A recent study on human behavior found that loneliness is a common occurrence during adulthood, regardless of one’s gender, location or orientation. Researchers from the University of California San Diego School of Medicine studied various types of situations that people described as lonely throughout their lifetime and discovered that peaks are typically experienced in one’s late 20s, mid-50s and late 80s.

The results, which were published on International Psychogeriatrics looked into the responses of 340 residents in San Diego County aged 27 to 101 years old. These were people who had participated in one of three previous research about mental health and aging. Those who were diagnosed with psychological or serious physical conditions, as well as people who required living assistance and resided in nursing care facilities, were not included. 

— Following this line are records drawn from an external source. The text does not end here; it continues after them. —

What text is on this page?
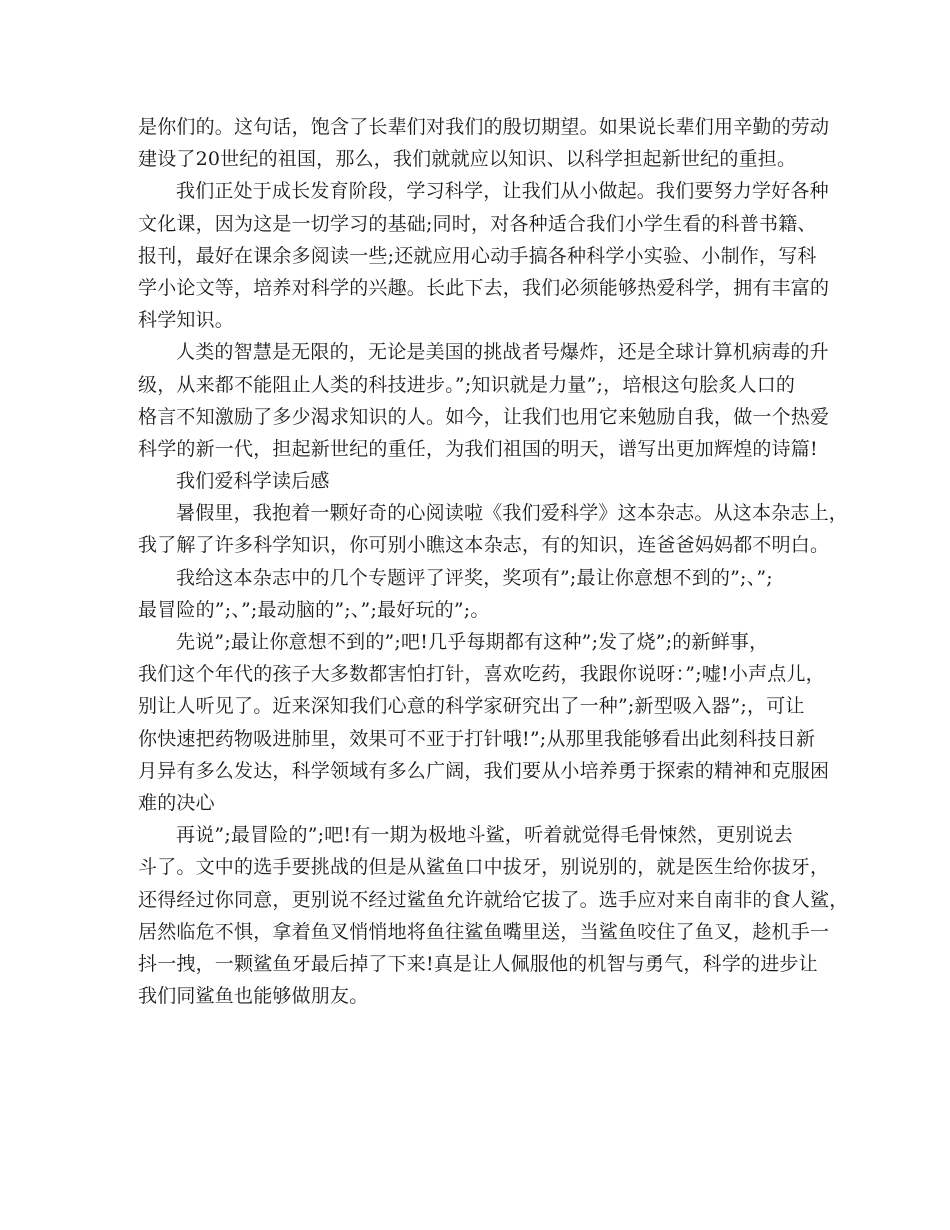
是你们的。这句话，饱含了长辈们对我们的殷切期望。如果说长辈们用辛勤的劳动
建设了20世纪的祖国，那么，我们就就应以知识、以科学担起新世纪的重担。
我们正处于成长发育阶段，学习科学，让我们从小做起。我们要努力学好各种
文化课，因为这是一切学习的基础;同时，对各种适合我们小学生看的科普书籍、
报刊，最好在课余多阅读一些;还就应用心动手搞各种科学小实验、小制作，写科
学小论文等，培养对科学的兴趣。长此下去，我们必须能够热爱科学，拥有丰富的
科学知识。
人类的智慧是无限的，无论是美国的挑战者号爆炸，还是全球计算机病毒的升
级，从来都不能阻止人类的科技进步。”;知识就是力量”;，培根这句脍炙人口的
格言不知激励了多少渴求知识的人。如今，让我们也用它来勉励自我，做一个热爱
科学的新一代，担起新世纪的重任，为我们祖国的明天，谱写出更加辉煌的诗篇!
我们爱科学读后感
暑假里，我抱着一颗好奇的心阅读啦《我们爱科学》这本杂志。从这本杂志上，
我了解了许多科学知识，你可别小瞧这本杂志，有的知识，连爸爸妈妈都不明白。
我给这本杂志中的几个专题评了评奖，奖项有”;最让你意想不到的”;、”;
最冒险的”;、”;最动脑的”;、”;最好玩的”;。
先说”;最让你意想不到的”;吧!几乎每期都有这种”;发了烧”;的新鲜事，
我们这个年代的孩子大多数都害怕打针，喜欢吃药，我跟你说呀：”;嘘!小声点儿，
别让人听见了。近来深知我们心意的科学家研究出了一种”;新型吸入器”;，可让
你快速把药物吸进肺里，效果可不亚于打针哦!”;从那里我能够看出此刻科技日新
月异有多么发达，科学领域有多么广阔，我们要从小培养勇于探索的精神和克服困
难的决心
再说”;最冒险的”;吧!有一期为极地斗鲨，听着就觉得毛骨悚然，更别说去
斗了。文中的选手要挑战的但是从鲨鱼口中拔牙，别说别的，就是医生给你拔牙，
还得经过你同意，更别说不经过鲨鱼允许就给它拔了。选手应对来自南非的食人鲨，
居然临危不惧，拿着鱼叉悄悄地将鱼往鲨鱼嘴里送，当鲨鱼咬住了鱼叉，趁机手一
抖一拽，一颗鲨鱼牙最后掉了下来!真是让人佩服他的机智与勇气，科学的进步让
我们同鲨鱼也能够做朋友。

The participants were evaluated using several measures, including a 20-point Loneliness Scale created by UCLA and a four-item tool that measured social isolation (self-reported). The latter also assessed a person’s wisdom level, identifying six key qualities such as control over emotions, insight into the self and one’s actions, an acceptance of value relativism, pro-social responses (like sense of fairness, compassion, empathy, altruism), a general understanding of life and social situations and being decisiveness. Three-fourths of those asked said they experience moderate to high degrees of loneliness at certain points in their lives.

Research proponents Dr. Dilip Jeste and his team found that age and loneliness were related in a way that saw peaks at certain ages, regardless of gender. It was also observed that during their transitions in one’s life, people tended to become more self-aware and sensitive, thus leading to the conclusion that wisdom does help in curbing loneliness and allowing people to get back on track. Behaviors that are linked to wisdom, such as self-reflection, compassion and being able to control emotions, are huge factors to getting out of an emotional rut.

In a separate report, Psychology Today wrote that there are seven types of loneliness. These include loneliness brought about by new situations, being different, having no sweetheart, not having time for the self, untrustworthy friends and missing a quiet presence. All of these are generally addressed by being in strong relationships and not necessarily the romantic kind.